Just got a residual check for 6 dollars for my scene in Almost Famous sooo…going to Vegas!!!!!!!!
*gets down to snails level*
IF YOU JUST TELL ME WHERE YOU’RE TRYING TO GET TO THEN I CAN HELP YOU GET THERE FASTER.
Always remember the first move in every fight…punch to the balls.
I’ve already lost 72 ponytail holders this weekend
Friend: Did you know most people mistake thirst for hunger?
Me: Really? Weird. Hey, are you going to eat that water bottle?
Amazing that the townspeople didn’t like Belle what with her waking up every day and calling them a bunch of simple idiots
If you`re not going to help me break into my ex`s house to delete the hysterical message i left on his answerphone,then you`re not my friend
While not illegal, it is generally frowned upon to follow behind someone and play your travel harmonica synced to their footsteps.

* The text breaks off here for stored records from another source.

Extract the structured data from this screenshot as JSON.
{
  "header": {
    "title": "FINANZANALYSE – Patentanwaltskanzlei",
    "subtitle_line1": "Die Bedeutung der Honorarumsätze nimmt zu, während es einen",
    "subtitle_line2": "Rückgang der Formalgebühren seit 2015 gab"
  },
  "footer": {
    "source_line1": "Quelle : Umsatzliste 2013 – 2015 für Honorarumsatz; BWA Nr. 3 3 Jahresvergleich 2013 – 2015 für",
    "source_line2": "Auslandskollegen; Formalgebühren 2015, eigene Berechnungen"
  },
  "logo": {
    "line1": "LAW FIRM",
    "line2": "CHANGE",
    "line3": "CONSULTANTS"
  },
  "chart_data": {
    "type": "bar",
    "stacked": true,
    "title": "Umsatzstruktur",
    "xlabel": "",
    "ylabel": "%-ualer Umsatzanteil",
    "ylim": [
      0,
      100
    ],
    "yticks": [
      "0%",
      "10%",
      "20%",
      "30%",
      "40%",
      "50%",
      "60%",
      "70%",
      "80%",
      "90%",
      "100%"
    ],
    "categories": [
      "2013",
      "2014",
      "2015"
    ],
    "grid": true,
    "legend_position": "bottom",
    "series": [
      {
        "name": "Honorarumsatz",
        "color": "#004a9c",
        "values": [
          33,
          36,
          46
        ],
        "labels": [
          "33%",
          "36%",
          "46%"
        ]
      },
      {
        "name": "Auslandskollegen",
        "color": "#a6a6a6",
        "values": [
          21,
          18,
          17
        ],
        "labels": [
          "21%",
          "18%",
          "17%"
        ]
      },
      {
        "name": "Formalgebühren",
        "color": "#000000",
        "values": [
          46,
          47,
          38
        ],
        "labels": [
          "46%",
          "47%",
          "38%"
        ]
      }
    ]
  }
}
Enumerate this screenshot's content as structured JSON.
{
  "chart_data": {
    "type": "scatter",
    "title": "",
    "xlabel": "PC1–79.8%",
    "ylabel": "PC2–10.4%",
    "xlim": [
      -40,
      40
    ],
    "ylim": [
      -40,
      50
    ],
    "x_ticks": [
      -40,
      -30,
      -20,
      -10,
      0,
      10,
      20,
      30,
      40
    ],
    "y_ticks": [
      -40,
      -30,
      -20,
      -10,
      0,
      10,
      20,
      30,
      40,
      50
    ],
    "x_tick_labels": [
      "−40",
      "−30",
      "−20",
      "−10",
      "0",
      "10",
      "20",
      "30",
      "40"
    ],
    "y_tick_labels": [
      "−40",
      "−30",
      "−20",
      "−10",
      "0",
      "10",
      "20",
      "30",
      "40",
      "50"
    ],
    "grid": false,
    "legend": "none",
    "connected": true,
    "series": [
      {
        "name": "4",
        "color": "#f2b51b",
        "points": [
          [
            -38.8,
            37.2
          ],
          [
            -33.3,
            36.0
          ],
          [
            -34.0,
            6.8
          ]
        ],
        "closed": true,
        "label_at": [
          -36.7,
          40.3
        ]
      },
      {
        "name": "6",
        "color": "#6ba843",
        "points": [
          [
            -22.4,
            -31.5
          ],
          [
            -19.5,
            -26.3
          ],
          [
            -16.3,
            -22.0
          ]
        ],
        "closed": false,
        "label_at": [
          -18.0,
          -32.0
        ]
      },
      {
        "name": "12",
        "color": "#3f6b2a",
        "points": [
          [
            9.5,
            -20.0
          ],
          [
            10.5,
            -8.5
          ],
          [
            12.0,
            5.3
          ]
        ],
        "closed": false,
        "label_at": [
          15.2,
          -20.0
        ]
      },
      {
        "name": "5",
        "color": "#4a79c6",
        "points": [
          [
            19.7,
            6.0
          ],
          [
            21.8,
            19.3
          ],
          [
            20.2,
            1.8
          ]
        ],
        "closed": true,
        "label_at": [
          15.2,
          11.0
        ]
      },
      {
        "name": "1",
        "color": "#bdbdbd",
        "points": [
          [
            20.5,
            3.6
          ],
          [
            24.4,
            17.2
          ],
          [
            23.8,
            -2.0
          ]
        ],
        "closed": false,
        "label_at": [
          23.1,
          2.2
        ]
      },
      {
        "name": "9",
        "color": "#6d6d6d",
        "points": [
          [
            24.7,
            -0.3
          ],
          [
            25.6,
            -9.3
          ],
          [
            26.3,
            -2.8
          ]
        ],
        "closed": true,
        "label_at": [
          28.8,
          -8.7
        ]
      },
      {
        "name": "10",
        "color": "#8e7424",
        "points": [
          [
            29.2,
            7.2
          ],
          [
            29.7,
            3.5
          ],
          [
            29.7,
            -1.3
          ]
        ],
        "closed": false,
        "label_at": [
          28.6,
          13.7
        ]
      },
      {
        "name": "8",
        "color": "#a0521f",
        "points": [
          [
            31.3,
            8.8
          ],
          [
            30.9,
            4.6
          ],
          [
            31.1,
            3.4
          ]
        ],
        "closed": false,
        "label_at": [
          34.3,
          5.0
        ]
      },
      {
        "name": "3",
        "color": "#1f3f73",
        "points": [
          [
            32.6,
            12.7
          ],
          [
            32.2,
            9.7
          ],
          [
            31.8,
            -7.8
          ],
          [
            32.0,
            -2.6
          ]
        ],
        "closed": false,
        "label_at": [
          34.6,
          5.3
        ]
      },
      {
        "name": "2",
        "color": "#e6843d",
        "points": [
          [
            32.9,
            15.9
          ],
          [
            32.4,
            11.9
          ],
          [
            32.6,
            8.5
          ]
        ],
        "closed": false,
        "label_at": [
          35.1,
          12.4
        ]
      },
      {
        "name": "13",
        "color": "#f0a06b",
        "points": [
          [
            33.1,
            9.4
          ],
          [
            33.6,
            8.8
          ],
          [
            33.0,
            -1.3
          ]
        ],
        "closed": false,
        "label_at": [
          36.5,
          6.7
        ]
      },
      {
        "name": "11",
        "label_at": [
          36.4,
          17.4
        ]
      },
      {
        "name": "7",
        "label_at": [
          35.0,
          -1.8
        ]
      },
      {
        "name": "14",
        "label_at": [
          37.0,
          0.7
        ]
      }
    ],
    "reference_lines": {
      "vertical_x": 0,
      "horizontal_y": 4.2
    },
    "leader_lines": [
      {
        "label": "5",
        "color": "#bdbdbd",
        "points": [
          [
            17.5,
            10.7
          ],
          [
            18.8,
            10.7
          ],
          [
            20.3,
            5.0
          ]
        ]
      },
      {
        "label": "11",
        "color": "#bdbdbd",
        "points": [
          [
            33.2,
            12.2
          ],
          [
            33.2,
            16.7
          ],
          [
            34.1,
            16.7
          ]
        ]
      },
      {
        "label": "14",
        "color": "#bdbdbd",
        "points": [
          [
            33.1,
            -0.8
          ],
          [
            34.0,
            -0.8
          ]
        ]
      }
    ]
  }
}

My parents told me I could be anything I wanted so I became unacceptable
I stopped my pig from eating a penny.
I don’t know why.
I was so close to having a real live piggy bank.
Oh crap, this isn’t what I ordered… who has my foot-long sub?
Me: I’ll sleep when I’m dead.
[Dies]
Grim Reaper: I’m going to need you to journey with me to the afterlife.
Me: Dammit
I always leave my front door unlocked on my birthday just in case someone is planning to kidnap me in the morning and take me to breakfast 🙂 so far I’ve had zero birthday breakfasts 🙂 and two Blu-ray players robbed 🙂
I have three brothers but to keep dad on his toes only a couple of us got in trouble at a time.